The two took their seats in a local diner and ordered their food. She took a sip out of her soda and looked out the window to watch everyone walking by.
“So many people…” she thought she said it low enough for only herself to hear it. Peter looked on as well and smiled.
“Not used to it?”
“Starting to get back used to it.” she admitted. It was one thing to be around the various students on campus; she was in the heart of the city, “Guess you can say that I went through a hermit phase for a while…”
“Is it me or do all artists have these depressing stories about their childhood?” he asked and it made her immediately laugh.
“My childhood was great, thank you! For about a year, though… I didn’t feel like dealing with anyone. I kinda liked it, though. Being away from the outside.”
“Must’ve been tough on your friends and boyfriend.”
“I never had too many friends to begin with. The people I stayed with were my friends… well, no. They’re family.” she smiled. Their food was delivered and she immediately went to work on her burger.
“The statue you did… is that them?”
“Yeah. And… there was no boyfriend. What about you?” she wanted to change the subject. The thought of a potential boyfriend only brought back memories of Tony… and she really didn’t want to dwell on that.
“It’s… somewhat complicated.”
“There’s this girl. We’ve been neighbors since we were little. We’re really good friends but…”
“She don’t know that you like her.” she finished for him.

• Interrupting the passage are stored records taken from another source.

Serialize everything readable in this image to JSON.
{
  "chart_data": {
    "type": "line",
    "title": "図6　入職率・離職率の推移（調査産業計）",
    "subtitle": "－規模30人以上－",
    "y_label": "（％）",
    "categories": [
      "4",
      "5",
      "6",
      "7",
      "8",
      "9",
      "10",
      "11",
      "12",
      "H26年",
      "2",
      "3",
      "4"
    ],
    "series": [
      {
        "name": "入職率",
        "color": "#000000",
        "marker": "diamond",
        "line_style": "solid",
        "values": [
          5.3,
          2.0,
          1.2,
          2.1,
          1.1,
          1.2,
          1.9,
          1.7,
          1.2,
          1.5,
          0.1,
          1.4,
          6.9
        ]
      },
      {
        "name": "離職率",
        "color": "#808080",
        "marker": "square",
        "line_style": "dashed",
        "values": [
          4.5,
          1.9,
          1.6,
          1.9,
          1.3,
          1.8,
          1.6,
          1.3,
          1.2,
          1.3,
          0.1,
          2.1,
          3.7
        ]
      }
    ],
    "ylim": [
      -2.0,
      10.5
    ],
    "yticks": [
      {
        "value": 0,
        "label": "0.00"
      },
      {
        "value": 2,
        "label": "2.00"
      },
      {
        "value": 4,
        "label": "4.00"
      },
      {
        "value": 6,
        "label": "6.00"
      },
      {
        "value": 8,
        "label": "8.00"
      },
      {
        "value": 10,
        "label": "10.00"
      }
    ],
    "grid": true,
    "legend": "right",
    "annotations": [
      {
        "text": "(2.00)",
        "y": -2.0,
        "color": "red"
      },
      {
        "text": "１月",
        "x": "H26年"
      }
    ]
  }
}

Peter nodded sadly, “It’s a good thing you ran into me, then; I got the solution to all your problems!” she perked up. He gave her a look but kept a smile on his face.

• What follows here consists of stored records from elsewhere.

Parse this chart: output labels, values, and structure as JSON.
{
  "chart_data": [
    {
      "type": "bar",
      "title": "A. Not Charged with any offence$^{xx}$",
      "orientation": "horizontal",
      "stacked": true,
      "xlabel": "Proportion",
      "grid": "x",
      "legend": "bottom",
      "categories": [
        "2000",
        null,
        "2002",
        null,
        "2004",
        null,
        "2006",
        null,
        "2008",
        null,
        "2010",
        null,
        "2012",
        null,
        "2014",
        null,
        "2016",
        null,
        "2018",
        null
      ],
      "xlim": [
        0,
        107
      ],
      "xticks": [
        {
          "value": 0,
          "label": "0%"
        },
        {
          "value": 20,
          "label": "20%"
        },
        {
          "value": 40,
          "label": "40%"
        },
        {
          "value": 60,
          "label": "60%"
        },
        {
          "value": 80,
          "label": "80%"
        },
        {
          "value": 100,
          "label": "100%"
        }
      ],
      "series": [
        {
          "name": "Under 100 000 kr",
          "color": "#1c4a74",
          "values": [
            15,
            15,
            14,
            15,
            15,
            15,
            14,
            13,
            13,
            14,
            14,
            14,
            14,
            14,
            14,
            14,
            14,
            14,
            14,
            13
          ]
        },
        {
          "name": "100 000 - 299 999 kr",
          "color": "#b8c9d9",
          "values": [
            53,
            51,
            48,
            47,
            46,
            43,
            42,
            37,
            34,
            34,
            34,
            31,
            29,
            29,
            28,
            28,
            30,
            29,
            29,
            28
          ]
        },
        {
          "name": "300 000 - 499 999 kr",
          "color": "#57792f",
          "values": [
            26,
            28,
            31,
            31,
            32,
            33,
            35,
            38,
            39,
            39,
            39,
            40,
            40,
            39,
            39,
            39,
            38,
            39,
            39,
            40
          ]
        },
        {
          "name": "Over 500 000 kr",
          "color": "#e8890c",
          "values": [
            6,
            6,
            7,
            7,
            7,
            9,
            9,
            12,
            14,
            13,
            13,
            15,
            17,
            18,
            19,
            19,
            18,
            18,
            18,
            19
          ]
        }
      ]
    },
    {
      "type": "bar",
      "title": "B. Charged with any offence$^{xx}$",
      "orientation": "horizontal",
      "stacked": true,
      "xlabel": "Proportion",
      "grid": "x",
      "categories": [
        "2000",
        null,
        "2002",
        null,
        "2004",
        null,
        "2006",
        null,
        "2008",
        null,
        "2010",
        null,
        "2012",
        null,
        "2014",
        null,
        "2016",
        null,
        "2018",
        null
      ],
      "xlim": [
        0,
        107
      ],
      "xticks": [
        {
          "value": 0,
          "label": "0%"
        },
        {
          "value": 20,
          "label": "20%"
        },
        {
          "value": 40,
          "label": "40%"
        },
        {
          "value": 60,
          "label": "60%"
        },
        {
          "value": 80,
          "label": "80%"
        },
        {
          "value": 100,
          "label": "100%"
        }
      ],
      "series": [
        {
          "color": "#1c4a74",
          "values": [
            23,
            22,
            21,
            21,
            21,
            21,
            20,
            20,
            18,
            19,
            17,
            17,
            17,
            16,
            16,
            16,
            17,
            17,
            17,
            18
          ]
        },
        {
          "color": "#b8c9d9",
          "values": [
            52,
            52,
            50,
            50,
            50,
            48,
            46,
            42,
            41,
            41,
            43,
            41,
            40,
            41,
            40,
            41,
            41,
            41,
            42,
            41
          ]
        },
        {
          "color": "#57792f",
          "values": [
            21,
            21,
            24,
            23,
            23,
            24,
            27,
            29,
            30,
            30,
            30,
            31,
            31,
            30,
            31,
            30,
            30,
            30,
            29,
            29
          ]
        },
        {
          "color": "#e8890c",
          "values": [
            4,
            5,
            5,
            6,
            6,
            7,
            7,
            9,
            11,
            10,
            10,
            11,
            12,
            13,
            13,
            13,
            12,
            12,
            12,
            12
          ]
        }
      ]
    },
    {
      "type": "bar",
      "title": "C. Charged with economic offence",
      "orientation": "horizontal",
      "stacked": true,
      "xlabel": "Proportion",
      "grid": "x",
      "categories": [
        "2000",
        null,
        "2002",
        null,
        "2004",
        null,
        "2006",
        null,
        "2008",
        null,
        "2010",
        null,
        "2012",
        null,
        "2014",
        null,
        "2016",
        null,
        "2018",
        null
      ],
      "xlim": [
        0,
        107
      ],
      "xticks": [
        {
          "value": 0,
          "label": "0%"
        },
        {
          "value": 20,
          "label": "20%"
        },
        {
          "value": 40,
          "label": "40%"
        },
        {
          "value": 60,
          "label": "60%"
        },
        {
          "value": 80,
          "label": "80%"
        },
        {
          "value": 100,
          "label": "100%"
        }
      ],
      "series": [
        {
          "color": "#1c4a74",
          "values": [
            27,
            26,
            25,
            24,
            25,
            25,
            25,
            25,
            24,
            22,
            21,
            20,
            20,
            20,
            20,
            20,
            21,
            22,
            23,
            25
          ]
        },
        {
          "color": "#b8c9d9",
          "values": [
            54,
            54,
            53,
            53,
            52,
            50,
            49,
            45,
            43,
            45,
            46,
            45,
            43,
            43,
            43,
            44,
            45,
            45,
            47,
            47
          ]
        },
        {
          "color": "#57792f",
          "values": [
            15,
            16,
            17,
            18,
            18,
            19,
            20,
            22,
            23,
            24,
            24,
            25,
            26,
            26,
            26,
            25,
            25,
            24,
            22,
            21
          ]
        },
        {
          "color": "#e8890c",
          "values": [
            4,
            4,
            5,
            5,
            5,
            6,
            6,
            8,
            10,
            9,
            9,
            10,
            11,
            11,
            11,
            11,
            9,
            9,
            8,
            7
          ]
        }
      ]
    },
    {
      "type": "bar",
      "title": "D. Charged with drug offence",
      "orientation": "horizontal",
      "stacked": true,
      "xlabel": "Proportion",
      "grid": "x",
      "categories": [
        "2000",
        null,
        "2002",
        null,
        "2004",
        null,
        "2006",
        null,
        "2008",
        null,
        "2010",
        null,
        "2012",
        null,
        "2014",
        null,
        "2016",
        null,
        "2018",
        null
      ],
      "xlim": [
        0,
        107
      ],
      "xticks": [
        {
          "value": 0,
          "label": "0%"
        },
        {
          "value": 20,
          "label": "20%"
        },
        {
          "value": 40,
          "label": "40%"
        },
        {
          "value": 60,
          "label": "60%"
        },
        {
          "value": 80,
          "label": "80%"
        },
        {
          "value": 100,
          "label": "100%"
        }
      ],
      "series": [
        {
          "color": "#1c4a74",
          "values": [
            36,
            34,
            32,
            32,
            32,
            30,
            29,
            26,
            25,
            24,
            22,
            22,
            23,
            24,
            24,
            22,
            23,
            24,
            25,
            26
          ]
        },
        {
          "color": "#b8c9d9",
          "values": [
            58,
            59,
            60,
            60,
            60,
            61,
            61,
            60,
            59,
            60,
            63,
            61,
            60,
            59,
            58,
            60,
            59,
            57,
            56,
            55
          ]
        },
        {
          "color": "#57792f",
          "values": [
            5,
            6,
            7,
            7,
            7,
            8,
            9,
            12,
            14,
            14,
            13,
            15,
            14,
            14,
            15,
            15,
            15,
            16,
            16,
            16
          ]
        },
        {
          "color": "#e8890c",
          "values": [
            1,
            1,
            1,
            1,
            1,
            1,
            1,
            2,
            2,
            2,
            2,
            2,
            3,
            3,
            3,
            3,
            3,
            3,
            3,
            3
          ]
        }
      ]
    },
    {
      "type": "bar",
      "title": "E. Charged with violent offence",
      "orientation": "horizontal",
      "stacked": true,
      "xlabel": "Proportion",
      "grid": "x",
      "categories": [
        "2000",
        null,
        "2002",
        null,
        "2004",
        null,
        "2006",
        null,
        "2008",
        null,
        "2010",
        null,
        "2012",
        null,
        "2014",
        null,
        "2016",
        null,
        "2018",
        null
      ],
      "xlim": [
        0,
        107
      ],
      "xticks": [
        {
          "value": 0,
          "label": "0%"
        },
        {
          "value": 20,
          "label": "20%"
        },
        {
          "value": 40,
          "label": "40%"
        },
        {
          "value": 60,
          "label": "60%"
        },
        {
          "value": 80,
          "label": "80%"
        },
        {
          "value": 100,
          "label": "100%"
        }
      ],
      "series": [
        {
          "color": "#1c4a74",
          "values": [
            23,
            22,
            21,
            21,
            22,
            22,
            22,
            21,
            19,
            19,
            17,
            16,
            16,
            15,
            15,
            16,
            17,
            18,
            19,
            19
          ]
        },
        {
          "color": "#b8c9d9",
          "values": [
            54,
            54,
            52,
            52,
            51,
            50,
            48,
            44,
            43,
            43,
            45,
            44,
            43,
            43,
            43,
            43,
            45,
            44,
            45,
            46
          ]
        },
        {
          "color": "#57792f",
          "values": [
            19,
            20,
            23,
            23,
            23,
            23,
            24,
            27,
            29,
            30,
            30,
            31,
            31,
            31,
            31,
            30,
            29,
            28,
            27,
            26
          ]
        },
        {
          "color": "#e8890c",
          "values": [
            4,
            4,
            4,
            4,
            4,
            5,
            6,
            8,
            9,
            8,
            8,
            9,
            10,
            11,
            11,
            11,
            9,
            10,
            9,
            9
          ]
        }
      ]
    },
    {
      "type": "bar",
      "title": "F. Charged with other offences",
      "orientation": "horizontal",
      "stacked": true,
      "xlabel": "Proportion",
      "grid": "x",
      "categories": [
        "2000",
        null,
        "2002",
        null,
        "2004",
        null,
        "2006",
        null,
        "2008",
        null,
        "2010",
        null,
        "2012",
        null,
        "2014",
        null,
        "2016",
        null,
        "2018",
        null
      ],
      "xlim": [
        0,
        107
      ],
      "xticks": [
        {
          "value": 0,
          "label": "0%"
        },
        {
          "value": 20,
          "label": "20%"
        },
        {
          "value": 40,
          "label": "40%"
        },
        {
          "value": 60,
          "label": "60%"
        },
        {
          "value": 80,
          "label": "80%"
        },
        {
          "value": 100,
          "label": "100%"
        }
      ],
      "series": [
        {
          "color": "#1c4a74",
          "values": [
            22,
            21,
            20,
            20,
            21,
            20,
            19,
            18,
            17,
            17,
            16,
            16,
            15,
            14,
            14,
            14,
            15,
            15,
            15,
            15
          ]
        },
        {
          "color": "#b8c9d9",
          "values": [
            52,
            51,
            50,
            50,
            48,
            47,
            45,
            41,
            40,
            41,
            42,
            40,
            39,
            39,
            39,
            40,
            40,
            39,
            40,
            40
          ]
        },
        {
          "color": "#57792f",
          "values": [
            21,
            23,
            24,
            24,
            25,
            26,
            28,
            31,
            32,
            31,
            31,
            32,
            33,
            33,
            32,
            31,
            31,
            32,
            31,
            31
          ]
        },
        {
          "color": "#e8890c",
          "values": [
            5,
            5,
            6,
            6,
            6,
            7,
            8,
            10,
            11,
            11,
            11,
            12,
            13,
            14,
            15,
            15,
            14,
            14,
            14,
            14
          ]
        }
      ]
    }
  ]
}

“You gotta take the bull by the horns!”
“… What…?” he asked. She stuffed almost a handful of French fries in her mouth and waited until she was halfway done chewing before speaking again; she loved French fries…
“You know; lead by the reins!”
“… I think you have the saying wrong…” he tried to joke. She huffed.
“Take charge of the situation! Go up to the girl and tell her how you feel, smart ass!”
“I can’t; what part of ‘complicated’ did you not understand? What if… she doesn’t feel the same way?”
“There’s only one way to find out! What’s the worst that could happen?”
“… Total rejection… a ruined friendship…” he started but she waved him off.
“Wuss! That only happens in the movies, anyway! P… life is too short to let the one you love walk away without ‘em knowing how you feel, at least. I…” she stopped herself before she said something that she wasn’t ready to admit; it pained her to even think it. Tabitha stared down at her plate, “Sorry. I think I said too much…”
“No… I think you have a point.” he waited until she looked at him and shrugged, “I don’t think I can afford to sit here and not say anything to her; she’d end up with someone else, again. I think… I will take your advice.” Peter agreed. It was enough to make Tabitha smile.
“Good!” she said and stuffed her mouth with the rest of her fries.